The arm waving didn’t stop there. Bradley would frequently fan his arms around him slowly, like a bird lifting off in slow motion, gracefully and not in a hurry. He would then clasp them as if in a prayer and sway his hips back and forth. “I need you so,” he called out before the drums picked up and they started speeding up. The crowd began clapping along and jumping, squealing as it got faster and faster.

If his voice ever reminds you of James Brown, then you’re on to something. In 1996, Bradley actually was a James Brown impersonator in local Brooklyn clubs and went by the name “Black Velvet”. It was at one of these shows that Daptone Records heard him and recruited him to begin a solo career (as himself, not a faux Brown). He recorded some tracks with a band (whom he told just “just play” and he would make up lyrics on the spot) and those songs later were placed on his 2011 album No Time For Dreaming. 

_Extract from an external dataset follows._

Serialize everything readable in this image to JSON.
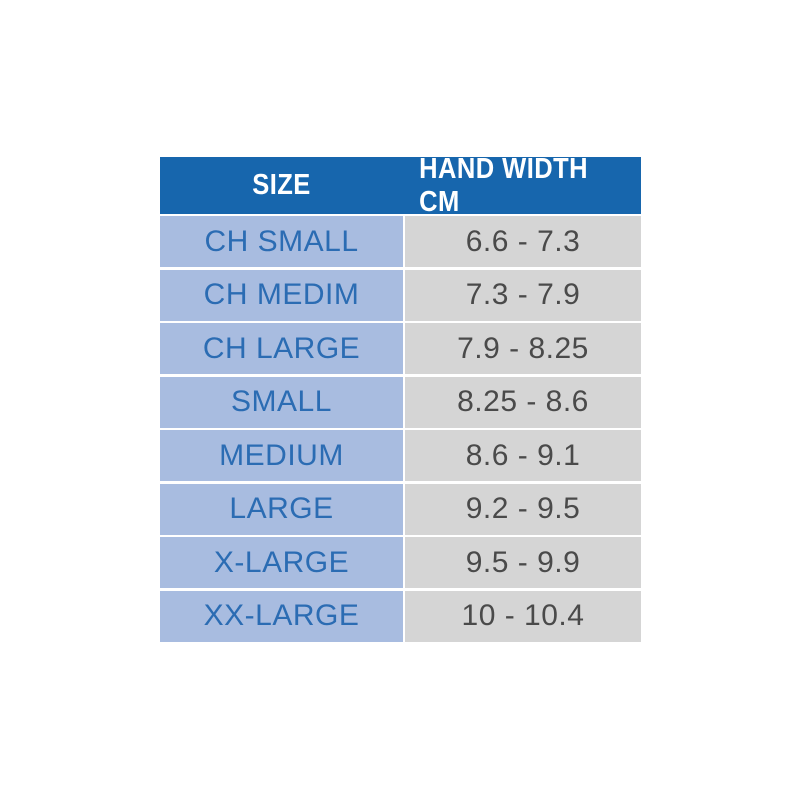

The keyboardist then came back out to check in on the crowd again. “Would you like some more Charles?” he asked, yelling louder and louder. “Let’s go, Charles!” someone yelled out from the crowd. “Then here’s the eagle of soul, Mister Charrrrrrrrrrles Bradley!”

Choosing favorites is hard when listening to Bradley’s tracks. He never favored one over the other, giving equal soul and emotion to every song no matter how slow or fast, long or short, sad or happy it was. If anything, he just wanted to have fun, and fun we all definitely had.